This story originally appeared in Jacobin on Dec. 22, 2021. It is shared here with permission.
During a conversation with reporters on Dec. 6, White House Press Secretary Jen Psaki fielded a question from NPR’s Mara Liasson about why the US government wasn’t making free COVID tests available to all. Liasson’s question was perfectly reasonable. After all, several countries have opted to make free testing available—and the idea of simply sending tests through the mail made a lot more sense than the much more convoluted and insurance-based scheme the White House was then touting. Psaki’s response, which combined exasperated mockery with a clichéd talking point about how much free testing would cost, was resoundingly and rightly criticized.
Sometime during the roughly two weeks since Psaki gave her press conference, the laws of political reality appear to have shifted—and what was worthy of mockery by the White House press secretary less than a month ago seems to have been quite possible all along. Though details are still emerging, Biden administration officials this week made clear that they plan to send out half a billion free, rapid at-home tests in January.

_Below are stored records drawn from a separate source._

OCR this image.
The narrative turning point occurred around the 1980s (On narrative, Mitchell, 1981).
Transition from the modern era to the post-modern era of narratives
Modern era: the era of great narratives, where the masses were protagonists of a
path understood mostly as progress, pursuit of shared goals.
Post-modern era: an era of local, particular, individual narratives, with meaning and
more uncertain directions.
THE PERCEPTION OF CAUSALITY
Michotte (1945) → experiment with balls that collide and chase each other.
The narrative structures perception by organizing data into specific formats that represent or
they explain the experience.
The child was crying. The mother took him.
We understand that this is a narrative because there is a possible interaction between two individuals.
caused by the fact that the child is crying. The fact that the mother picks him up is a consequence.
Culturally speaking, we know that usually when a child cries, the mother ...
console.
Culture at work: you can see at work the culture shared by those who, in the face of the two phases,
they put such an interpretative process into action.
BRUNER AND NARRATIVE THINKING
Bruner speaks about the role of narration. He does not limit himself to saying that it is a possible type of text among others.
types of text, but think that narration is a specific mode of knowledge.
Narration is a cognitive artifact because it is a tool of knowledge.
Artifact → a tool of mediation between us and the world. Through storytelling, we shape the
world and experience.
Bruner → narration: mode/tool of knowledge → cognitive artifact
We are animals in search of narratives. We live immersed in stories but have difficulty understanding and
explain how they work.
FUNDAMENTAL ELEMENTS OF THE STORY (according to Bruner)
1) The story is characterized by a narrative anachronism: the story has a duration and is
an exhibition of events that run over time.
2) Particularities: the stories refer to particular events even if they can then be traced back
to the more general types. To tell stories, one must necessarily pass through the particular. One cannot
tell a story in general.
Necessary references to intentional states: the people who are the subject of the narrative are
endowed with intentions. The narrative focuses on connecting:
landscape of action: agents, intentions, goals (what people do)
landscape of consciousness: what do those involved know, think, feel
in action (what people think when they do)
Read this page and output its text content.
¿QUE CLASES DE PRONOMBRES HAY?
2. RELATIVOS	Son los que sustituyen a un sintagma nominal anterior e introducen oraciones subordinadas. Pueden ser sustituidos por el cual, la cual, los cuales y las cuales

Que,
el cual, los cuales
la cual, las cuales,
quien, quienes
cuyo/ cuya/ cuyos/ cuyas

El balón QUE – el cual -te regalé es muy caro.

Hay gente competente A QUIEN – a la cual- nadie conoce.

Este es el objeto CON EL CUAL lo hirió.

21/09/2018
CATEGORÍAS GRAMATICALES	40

We’ll have to wait and see how the White House intends to make such a plan work, and whether or not its promised quantity of tests is actually adequate to meet needs.
What we do know is that it was always possible to make free testing available on a large scale and that, with the Christmas season in full swing, the White House’s foot-dragging represents a significant failure (even if it has essentially conceded the concept of free testing). Given the administration’s track record to date and Joe Biden’s own established preference for means-testing, it’s still possible the rollout next month will come with strings attached or needless eligibility criteria. Regardless, the case for making rapid COVID-19 tests free to anyone and everyone who wants them remains as ironclad, from a public health perspective, as it did a few weeks ago.
A bigger takeaway from the administration’s sudden pivot is that the greatest barrier to large-scale or activist state policies is quite often just plain and simple political will. The bipartisan preference for a small-c conservative approach to governance, even during a world-historic crisis, is just that: a preference, and no more bound by immovable laws than any voluntarily assumed belief system.
Examples of big institutional and policy changes that are regularly dismissed as unfeasible by political elites in both parties can frequently be seen working well in other countries, and not just in relation to COVID. Universal health care, federally guaranteed paid parental leave, publicly funded childcare, and a vast range of other transformative and popular policies would be perfectly within reach for people across the United States, were it not for organized elite and corporate opposition to them.
It’s not, of course, the case that any president can simply will such things into existence. But as even a relatively small example like that of free COVID testing shows, it is very much is the case that the realm of what’s possible is itself a political question—and that all kinds of things become decidedly more possible once people who wield power and influence stop treating them as if they were unthinkable.